Given fears of a potential recession, McLister said, the extra premium (or credit spread) that banks have to pay investors to compensate them for the higher risk has increased, making long-term funding less attractive. Procurement costs are high.
“So there’s a shift right now in terms of getting higher margins instead of increasing market share.”
this is, major bankwhich was You have grown your mortgage business in the three months ended April 30th.
In theory, a rising interest rate environment should be good for banks. Banks profit from lending for longer periods at higher interest rates and borrowing for shorter periods at lower interest rates. They earn a difference or net profit margin.
However, when long-term interest rates are lower than short-term interest rates, as they are now, bank lending tends to slow down.phenomenon known as inverted yield curve—has an astonishing ability to signal the next economic downturn.

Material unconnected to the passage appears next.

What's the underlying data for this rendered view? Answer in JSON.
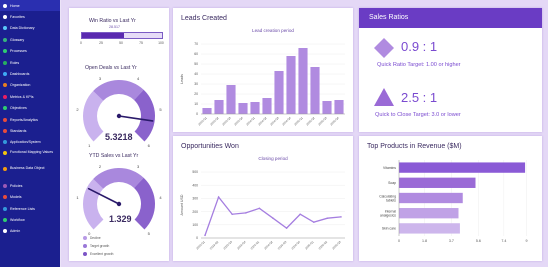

As of the end of July, banking sector The Toronto Stock Exchange stock index is down 10.3% year-to-date. This is worse than the overall index, down 7.2%. The situation is similar in the S&P 500 banking sector, but the decline is even more severe.
Housing affordability has deteriorated as interest rates rise significantly in 2022.
Higher interest rates also make it harder to get a mortgage, because the mortgage stress test requires borrowers to qualify for interest rates that are 2 percentage points higher than the offered mortgage rate.
As Banks Do, So Does the Economy
US banks and Canadian banks face similar obstacles to borrowers’ ability to repay loans amid high inflation.
US banks are expected to tighten lending standards for all types of lending, according to a survey of senior loan officers conducted by the US Federal Reserve in July.
Nancy Vanden Houten, chief U.S. economist at Oxford Economics, said in a report on Aug. It will be suppressed to the limit,” he said.
Bank credit flows are essential for a growing economy, but are expected to slow down as a result.
Banks of Canada are also discouraging people from keeping money in savings accounts because the interest rates offered are still very low despite inflation exceeding 8%. This behavior is inconsistent with history, as when prices were rising rapidly, savings accounts typically paid out more than inflation.
Claire Serrier, professor of finance at the University of Toronto, said: canadian press Part of the problem is the concentration in the banking sector, where less competition means banks may be slower to adjust interest rates.
Banks are overflowing with deposits as Canadian savings ballooned during the pandemic.